La bonne nouvelle ? C’est que la consommation de kebabs est en croissance permanente – la France est deuxième après l’Allemagne. Et cet engouement croissant ronge peu à peu la part de marché d’autres sandwichs, les burgers industriels notamment. En quoi, est-ce une bonne nouvelle, s’interrogera-t-on ? Et bien, voyez-vous, il n’existe pas encore de grandes enseignes de kebabs, des poids lourds comme en trouve chez les burgers. Alors, comment se démarquer si on achète tous la même broche déjà préparée ? Il n’y a plus qu’une issue : la qualité !

 

Quelques initiatives intéressantes sont déjà en action, puisque certains tentent de créer un label « artisan kebab » et d’autres ont déjà mis en place des formations de 3 jours de « maître kebab ». Dans lesquels on apprend à mariner pendant 24 h dans le lait et les épices les morceaux de viandes d’agneau ou de veau préalablement dégraissés et dénervés. Et bien entendu à monter une broche. Pas si mal dirais-je ! En aval de ces initiatives organisationnelles, on constate la montée en puissance (sur Paris au moins) d’enseignes de qualité affichant la viande utilisée et sa provenance puisqu’elles font elles-mêmes leurs broches.
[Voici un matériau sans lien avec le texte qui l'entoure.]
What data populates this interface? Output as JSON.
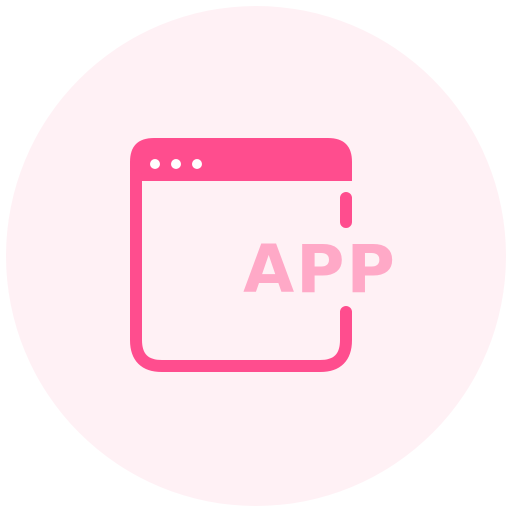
{
  "icon": {
    "name": "app-window-icon",
    "label": "APP",
    "colors": {
      "background_circle": "#fff1f5",
      "frame": "#ff4d8e",
      "header": "#ff4d8e",
      "dots": "#ffffff",
      "label": "#ffa9c7"
    }
  }
}
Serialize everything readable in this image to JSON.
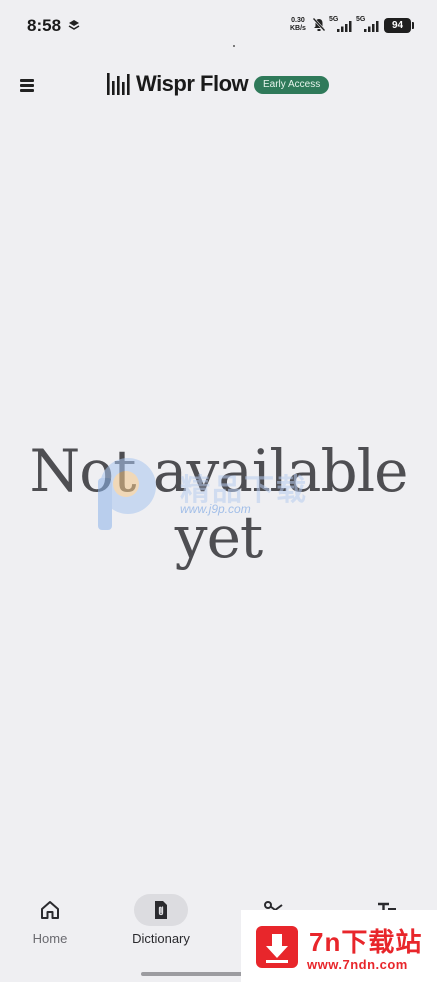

Et, ô belle nouvelle, malgré le tarif légèrement supérieur du sandwich, une queue quasi permanente d’affamés attend patiemment son tour jusque sur le trottoir.

 

On notera pour l’anecdote que les Allemands engloutissent 4 fois plus de kebabs que de burgers. Peut-être parce que la fameuse légende urbaine attribue la provenance du premier kebab sous la forme d’un sandwich à un jeune turc immigré en Allemagne. À tel point qu’aux US ou à Dubaï ce roi de la street-food fait tout doucement sa place et on l’appelle « German kebab ».

 

Voilà les raisons de se réjouir, mais la balle est dans le camp du consommateur. Vous !

 

Bref, choisissez bien l’endroit où vous faites la queue ça change tout. Ça changera votre repas, et petit à petit ça changera celui des autres.